Y dirigiéndose a uno de los dos palúdicos agentes de policía del pueblo:

– Juan de Dios, vaya a buscar a Cunaguaro.

Mientras llegaba Cunaguaro, Sebastián soltó el zambo en el patio. Era un hermoso gallo de pelea. Alta la cabeza desafiante, de duro acero las afiladas espuelas, haz de plumas relucientes la cola altanera. El sol llanero arrancaba destellos de esmalte a los ardientes colores del plumaje.

Trajeron a Cunaguaro, el marañón de asesinos ojos vidriosos. Era un gallo de cría, de genuina raza española, altas las patas y largas las plumas de la cola. Juan de Dios lo cargaba con grandes miramientos, cual si le profesase al gallo tanto respeto y tanto miedo como al jefe civil.

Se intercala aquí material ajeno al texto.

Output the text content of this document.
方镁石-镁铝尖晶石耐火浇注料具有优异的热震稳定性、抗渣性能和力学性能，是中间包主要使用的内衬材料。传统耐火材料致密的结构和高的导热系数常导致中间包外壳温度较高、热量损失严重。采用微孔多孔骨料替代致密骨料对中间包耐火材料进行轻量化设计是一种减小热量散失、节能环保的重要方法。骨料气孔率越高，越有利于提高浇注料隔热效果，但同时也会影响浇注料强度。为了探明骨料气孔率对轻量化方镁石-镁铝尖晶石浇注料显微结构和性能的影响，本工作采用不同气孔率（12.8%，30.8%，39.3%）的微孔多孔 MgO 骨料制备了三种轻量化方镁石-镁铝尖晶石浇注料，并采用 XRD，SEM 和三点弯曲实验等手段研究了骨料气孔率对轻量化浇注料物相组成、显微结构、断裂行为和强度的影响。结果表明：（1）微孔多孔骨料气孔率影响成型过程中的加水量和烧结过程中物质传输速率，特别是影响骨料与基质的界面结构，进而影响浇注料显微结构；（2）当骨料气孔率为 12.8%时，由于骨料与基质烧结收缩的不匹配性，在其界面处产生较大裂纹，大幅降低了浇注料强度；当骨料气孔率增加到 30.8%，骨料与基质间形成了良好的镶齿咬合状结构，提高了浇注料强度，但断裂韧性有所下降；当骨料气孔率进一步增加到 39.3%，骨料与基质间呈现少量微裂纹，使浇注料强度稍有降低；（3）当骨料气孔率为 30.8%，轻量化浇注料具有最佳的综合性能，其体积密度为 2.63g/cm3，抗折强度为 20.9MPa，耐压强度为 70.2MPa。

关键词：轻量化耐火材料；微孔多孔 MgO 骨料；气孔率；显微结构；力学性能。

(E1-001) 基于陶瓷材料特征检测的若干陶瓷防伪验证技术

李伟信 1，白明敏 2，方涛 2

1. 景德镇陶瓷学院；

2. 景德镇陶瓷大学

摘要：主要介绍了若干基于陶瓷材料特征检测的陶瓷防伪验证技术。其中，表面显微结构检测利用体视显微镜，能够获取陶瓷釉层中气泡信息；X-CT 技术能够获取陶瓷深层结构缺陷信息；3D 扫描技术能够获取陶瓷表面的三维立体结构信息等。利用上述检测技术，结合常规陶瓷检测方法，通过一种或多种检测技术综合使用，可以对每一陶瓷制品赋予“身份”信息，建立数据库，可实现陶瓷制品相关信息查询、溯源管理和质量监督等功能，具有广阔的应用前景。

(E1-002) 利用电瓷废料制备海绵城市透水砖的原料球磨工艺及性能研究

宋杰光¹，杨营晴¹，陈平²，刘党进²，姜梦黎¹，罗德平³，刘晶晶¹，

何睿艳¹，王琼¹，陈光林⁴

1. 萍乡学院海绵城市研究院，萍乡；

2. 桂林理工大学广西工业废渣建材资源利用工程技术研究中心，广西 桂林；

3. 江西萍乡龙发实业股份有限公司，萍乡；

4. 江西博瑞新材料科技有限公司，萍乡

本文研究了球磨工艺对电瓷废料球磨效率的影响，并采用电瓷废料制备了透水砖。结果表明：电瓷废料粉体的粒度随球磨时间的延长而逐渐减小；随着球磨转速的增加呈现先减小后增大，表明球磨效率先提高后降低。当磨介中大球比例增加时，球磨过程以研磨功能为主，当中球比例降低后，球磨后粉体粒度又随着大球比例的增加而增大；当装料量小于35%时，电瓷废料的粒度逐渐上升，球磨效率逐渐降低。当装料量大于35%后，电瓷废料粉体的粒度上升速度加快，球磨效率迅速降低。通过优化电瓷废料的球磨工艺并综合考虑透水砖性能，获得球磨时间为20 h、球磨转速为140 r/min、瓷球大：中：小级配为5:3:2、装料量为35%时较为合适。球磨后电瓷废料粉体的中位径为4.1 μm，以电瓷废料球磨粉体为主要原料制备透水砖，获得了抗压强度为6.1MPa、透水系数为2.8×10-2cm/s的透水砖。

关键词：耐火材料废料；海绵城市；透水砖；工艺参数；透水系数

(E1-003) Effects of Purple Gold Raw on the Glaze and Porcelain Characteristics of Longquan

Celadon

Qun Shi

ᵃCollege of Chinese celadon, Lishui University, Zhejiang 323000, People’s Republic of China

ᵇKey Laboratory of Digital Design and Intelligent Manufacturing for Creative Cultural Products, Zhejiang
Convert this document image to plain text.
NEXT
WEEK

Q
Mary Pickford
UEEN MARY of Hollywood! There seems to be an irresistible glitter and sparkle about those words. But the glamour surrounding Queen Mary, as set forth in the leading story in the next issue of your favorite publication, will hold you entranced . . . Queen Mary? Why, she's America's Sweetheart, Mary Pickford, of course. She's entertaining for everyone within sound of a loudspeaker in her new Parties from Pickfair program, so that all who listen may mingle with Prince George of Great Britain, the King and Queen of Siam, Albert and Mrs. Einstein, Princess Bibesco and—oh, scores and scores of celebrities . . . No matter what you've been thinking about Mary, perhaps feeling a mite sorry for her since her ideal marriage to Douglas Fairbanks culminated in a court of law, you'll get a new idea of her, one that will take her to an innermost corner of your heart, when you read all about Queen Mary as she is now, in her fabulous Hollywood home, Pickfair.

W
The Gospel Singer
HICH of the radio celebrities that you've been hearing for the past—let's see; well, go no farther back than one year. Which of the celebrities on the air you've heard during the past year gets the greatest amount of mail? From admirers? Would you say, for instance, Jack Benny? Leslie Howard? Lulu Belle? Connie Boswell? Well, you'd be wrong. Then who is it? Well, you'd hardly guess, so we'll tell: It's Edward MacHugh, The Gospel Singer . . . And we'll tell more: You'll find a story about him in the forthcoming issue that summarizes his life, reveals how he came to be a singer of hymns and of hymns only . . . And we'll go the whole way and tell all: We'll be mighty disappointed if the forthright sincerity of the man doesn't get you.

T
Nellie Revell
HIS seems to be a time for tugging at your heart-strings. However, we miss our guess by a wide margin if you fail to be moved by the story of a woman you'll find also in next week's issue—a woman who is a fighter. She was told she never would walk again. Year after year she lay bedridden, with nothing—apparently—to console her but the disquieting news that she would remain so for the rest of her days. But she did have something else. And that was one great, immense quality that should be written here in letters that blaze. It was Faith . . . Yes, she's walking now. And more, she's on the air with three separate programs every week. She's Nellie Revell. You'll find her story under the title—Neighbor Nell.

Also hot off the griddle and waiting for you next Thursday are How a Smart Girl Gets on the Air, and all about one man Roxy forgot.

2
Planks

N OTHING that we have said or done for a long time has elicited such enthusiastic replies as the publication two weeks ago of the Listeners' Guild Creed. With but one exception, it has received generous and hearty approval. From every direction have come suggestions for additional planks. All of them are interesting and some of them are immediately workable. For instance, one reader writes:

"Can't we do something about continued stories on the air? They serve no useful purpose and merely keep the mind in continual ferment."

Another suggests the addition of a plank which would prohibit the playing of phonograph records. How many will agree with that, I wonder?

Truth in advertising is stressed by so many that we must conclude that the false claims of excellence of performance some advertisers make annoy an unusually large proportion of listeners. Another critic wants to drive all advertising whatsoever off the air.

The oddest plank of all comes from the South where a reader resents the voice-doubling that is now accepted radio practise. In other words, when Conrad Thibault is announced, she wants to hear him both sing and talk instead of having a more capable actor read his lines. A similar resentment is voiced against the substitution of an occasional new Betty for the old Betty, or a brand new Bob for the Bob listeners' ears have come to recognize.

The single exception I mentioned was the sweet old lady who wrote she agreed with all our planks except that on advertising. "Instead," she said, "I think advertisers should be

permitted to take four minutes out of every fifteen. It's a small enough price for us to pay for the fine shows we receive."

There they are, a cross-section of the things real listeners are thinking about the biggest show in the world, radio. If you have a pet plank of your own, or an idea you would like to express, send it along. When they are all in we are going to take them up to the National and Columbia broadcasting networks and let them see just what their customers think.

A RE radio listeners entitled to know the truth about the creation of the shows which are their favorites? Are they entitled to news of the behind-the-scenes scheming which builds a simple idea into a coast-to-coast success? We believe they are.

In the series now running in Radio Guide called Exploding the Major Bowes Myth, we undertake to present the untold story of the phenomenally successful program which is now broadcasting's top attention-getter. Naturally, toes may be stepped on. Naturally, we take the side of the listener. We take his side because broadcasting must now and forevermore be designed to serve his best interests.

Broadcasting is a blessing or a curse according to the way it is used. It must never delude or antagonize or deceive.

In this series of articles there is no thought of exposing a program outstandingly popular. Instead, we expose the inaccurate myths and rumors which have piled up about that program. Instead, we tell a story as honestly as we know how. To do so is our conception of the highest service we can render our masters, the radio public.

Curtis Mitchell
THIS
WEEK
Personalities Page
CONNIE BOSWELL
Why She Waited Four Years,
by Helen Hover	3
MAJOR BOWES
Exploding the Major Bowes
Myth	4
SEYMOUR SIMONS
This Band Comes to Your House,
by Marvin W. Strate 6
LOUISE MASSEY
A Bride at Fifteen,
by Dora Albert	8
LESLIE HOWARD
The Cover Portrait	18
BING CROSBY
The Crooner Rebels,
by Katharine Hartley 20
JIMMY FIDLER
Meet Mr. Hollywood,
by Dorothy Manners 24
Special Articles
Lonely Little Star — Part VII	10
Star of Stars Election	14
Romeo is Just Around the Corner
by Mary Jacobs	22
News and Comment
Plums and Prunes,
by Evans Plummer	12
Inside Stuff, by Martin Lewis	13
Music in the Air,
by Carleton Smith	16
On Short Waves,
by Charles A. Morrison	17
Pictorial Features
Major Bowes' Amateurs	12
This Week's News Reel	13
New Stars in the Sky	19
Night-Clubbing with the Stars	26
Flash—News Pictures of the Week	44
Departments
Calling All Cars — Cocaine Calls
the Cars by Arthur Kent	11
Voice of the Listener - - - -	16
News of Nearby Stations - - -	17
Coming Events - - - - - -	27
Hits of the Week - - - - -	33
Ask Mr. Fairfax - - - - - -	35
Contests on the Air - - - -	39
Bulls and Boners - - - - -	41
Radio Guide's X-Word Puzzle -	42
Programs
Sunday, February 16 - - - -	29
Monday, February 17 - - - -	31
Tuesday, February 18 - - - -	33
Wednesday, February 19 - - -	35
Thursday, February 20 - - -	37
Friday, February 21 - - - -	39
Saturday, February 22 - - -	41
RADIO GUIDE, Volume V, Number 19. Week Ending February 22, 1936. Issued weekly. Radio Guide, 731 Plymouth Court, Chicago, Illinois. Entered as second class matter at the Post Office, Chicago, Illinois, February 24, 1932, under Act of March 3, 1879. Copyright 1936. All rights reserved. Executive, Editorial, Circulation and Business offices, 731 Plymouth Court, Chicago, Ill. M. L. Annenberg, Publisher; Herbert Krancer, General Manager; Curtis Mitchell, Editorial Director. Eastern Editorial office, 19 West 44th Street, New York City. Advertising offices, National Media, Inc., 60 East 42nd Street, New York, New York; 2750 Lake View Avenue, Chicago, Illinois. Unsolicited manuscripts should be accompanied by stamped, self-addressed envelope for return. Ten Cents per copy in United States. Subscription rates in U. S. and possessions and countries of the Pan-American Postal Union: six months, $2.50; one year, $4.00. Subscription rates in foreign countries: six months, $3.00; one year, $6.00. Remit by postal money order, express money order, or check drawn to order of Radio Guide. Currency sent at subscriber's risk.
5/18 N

Más que soltarlo, se le salió de las manos a Juan de Dios para hacerle frente al zambo de Sebastián que lo esperaba a pie firme. Se miraron un rato con ojos de candela, engrifadas las gorgueras del cuello, acechando la brecha para la herida. Y fue el zambo el primero en arrojarse al ataque, saltando con embestida de tigre al pecho del marañón, esgrimiendo como lanzas las espuelas en el ventarrón del asalto.

– ¡Vamos, mi zambo! -gritó Sebastián.

Cual si lo impulsara el grito familiar, el gallo de Parapara cargó con mayor saña. Esta vez el pico fiero se prendió del buche de Cunaguaro y la espuela del zambo abrió una honda puñalada en el cuello de su adversario. Una sangre oscura y bombollante se extendió sobre el grana vivo del pescuezo.

– ¡Vamos, mi zambo, que está mal herido! -volvió a gritar Sebastián.

Era un valiente el marañón del coronel Cubillos. Por el boquete de la herida fluía la sangre como el agua de un caño, y peleaba, sin embargo, con renovada furia, batiendo una y otra vez su pecho contra el pecho del zambo, saltando una y otra vez con las espuelas en ristre. El jefe civil, que lo veía perder sangre y presentía su debilitamiento, miraba el combate silencioso y ceñudo.